Review: Beats by Dr. Dre Neon MIXRs

One of the most understated line of headphones from a company known for style and overstatement just got a splash of color — and just in time for the summer.

A year ago, Beats by Dr. Dre introduced its MIXR line, a David Guetta-inspired collection designed with DJ style in mind. That meant a smaller profile than your traditional Beats, earcups that could rotate up, and a slightly toned-down design.

This year? Beats learns a few lessons, making a sleeker, cleaner-sounding — and more eye-catching — model. The new MIXRs are available in five bold neon colors (blue, green, yellow, orange and pink) as well as the traditional black, white and red offerings for $249.99, and they showcase subtle changes over last year’s model.

First off, this year’s unit is easily more comfortable.

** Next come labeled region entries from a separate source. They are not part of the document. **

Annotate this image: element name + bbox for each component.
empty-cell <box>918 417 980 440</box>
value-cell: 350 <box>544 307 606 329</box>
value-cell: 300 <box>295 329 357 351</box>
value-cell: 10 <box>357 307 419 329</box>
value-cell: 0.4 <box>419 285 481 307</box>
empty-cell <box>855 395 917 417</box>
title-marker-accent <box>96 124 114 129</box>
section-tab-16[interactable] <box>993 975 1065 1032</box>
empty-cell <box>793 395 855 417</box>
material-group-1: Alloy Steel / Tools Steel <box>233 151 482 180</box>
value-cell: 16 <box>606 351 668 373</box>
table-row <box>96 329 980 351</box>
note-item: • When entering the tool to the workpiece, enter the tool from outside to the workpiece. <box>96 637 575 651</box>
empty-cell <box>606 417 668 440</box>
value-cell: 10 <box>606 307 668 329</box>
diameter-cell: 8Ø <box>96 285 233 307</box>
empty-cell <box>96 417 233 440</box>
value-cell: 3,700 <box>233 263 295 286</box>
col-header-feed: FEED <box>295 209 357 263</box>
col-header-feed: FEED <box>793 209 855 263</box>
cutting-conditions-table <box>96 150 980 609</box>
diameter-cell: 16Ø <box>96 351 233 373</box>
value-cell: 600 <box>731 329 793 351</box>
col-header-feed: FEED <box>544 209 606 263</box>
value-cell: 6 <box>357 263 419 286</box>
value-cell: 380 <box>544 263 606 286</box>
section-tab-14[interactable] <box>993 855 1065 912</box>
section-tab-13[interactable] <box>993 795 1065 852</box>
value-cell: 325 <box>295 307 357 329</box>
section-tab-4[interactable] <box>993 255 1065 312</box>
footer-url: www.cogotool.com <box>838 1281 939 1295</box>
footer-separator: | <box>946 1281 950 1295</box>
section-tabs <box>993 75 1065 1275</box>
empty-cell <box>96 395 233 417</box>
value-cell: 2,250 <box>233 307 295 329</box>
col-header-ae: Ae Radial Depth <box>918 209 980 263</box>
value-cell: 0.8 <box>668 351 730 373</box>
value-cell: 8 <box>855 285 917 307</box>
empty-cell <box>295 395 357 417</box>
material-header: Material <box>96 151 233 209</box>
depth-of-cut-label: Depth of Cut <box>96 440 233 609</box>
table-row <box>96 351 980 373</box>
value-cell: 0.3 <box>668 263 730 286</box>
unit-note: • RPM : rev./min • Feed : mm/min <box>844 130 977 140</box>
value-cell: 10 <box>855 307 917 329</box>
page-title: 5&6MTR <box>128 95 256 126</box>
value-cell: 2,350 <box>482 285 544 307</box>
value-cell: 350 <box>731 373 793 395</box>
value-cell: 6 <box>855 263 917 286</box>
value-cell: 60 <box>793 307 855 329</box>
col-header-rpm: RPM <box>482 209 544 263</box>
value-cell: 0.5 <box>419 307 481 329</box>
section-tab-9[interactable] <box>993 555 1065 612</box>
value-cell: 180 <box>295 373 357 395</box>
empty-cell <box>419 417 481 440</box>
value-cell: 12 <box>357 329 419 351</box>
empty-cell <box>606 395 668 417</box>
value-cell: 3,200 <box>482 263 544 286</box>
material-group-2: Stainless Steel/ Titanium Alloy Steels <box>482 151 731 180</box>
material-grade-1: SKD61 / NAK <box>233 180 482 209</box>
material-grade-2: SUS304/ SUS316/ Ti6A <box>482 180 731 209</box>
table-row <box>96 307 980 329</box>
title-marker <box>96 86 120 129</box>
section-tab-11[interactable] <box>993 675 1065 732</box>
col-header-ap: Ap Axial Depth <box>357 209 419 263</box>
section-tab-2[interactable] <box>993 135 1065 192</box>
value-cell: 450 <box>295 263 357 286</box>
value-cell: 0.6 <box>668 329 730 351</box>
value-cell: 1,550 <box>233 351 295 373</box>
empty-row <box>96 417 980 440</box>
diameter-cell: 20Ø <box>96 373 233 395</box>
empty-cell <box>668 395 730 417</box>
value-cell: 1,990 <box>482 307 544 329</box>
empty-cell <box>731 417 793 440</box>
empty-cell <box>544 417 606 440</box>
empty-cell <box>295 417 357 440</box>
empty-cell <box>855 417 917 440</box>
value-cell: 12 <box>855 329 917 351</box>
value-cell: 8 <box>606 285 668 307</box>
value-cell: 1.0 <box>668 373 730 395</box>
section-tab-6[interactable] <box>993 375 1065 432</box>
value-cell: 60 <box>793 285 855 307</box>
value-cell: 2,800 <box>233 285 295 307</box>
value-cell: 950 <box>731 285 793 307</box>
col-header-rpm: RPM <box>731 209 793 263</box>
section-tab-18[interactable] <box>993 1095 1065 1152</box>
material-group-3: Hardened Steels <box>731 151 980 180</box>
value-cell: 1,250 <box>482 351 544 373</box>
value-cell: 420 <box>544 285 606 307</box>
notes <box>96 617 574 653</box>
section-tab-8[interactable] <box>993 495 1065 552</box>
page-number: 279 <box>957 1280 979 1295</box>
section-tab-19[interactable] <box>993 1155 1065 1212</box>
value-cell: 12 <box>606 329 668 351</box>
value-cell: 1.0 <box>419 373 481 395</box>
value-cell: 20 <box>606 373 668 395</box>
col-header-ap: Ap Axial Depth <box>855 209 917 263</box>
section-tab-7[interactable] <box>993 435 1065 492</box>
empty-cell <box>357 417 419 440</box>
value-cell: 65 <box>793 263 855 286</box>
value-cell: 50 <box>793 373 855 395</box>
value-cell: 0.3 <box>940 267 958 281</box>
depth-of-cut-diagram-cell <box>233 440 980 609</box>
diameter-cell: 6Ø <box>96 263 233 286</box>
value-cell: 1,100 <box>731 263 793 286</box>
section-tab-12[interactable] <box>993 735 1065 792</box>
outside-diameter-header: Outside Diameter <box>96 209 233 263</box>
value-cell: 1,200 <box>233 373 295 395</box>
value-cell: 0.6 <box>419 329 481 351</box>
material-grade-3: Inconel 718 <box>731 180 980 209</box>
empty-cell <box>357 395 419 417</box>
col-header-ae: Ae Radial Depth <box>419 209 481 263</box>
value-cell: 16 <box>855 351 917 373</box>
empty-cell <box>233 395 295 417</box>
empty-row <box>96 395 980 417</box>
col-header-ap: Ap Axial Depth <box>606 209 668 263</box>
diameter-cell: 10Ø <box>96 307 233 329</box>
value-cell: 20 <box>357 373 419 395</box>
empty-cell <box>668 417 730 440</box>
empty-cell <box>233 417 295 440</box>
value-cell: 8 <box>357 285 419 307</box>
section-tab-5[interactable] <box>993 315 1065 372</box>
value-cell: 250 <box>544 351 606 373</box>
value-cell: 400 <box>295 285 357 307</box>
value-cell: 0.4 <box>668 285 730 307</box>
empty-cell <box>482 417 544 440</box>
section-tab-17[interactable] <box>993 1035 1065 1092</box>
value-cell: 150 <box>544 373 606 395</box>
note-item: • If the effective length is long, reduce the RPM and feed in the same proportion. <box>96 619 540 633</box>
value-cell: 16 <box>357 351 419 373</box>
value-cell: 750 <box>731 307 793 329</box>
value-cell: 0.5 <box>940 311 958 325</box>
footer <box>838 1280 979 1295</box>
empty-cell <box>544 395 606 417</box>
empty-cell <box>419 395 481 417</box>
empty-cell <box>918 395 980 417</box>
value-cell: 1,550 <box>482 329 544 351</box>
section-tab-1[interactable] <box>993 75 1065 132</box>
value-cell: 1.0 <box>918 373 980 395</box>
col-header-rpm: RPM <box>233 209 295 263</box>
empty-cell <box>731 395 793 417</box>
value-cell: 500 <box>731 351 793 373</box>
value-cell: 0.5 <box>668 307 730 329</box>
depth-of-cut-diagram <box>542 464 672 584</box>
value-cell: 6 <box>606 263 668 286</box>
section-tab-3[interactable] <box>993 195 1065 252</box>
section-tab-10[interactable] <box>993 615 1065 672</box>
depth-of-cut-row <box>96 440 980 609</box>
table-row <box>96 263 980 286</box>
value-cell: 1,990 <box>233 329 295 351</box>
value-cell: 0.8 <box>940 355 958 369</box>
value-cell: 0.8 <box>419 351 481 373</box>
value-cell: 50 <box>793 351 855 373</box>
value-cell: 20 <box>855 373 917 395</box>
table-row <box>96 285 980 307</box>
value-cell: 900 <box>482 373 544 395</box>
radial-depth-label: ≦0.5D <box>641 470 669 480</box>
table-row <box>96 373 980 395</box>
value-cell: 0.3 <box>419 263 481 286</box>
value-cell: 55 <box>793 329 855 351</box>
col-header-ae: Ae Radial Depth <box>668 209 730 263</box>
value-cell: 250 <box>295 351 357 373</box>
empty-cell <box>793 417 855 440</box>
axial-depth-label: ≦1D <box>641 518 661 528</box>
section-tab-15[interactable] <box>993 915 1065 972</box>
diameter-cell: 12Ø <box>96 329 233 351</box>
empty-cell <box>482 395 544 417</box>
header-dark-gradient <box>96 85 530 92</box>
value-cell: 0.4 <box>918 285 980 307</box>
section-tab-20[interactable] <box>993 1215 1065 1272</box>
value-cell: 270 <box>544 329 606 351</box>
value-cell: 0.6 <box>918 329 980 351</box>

Last year’s MIXRs were sleek and portable, but they also felt incredibly tight on your ears, squeezing in on your head. The units had very little give, and after an hour’s worth of wear, you’d take them off to give your ears a break.

No such problems this time around. Beats made the headband slightly larger this year, and it seems a tad more flexible. Yes, that means the entire MIXR is a little bit bigger, too, but it remains tiny and sleek, far leaner than anything else in the Beats line.

Meanwhile, the set retains its comfy on-ear earcups. The deep white color on the earcups now creates a bold contrast with the neon, though, enlivening these cans much more.

The earcups still swivel up and down, allowing you to listen to music in one ear and keep your other ear firmly grounded in real life, if you should so choose. Each degree of rotation draws a satisfying click, and even with the looser, larger headband, these cans still feel solid with only one earcup down.

It’s all a satisfying framework, and once again, the MIXRs deliver solid sound. They’re easily Beats’ least bass-intensive units, making for a pleasant experience when listening to movies and audiobooks as well as music. The bass remains potent, but vocals come across stronger in Carrie Underwood’s “All-American Girl” and Michael Jackson’s “Beat It.” The clarity of musical instruments doesn’t quite reach the level of Sony’s X headphone line, but it’s a nice improvement over previous Beats iterations.

It’s all a nice showing from the company that’s come to define headphones in recent years. The headphone market has grown increasingly crowded these days, with solid lifestyle offerings from Sony, Sennheiser and other companies, so it’s nice to see that Beats is finally doing more than simply reskinning tried-and-true sets of headphones.

Yes, the MIXRs got a splash of color. But the redesign this year helped, too.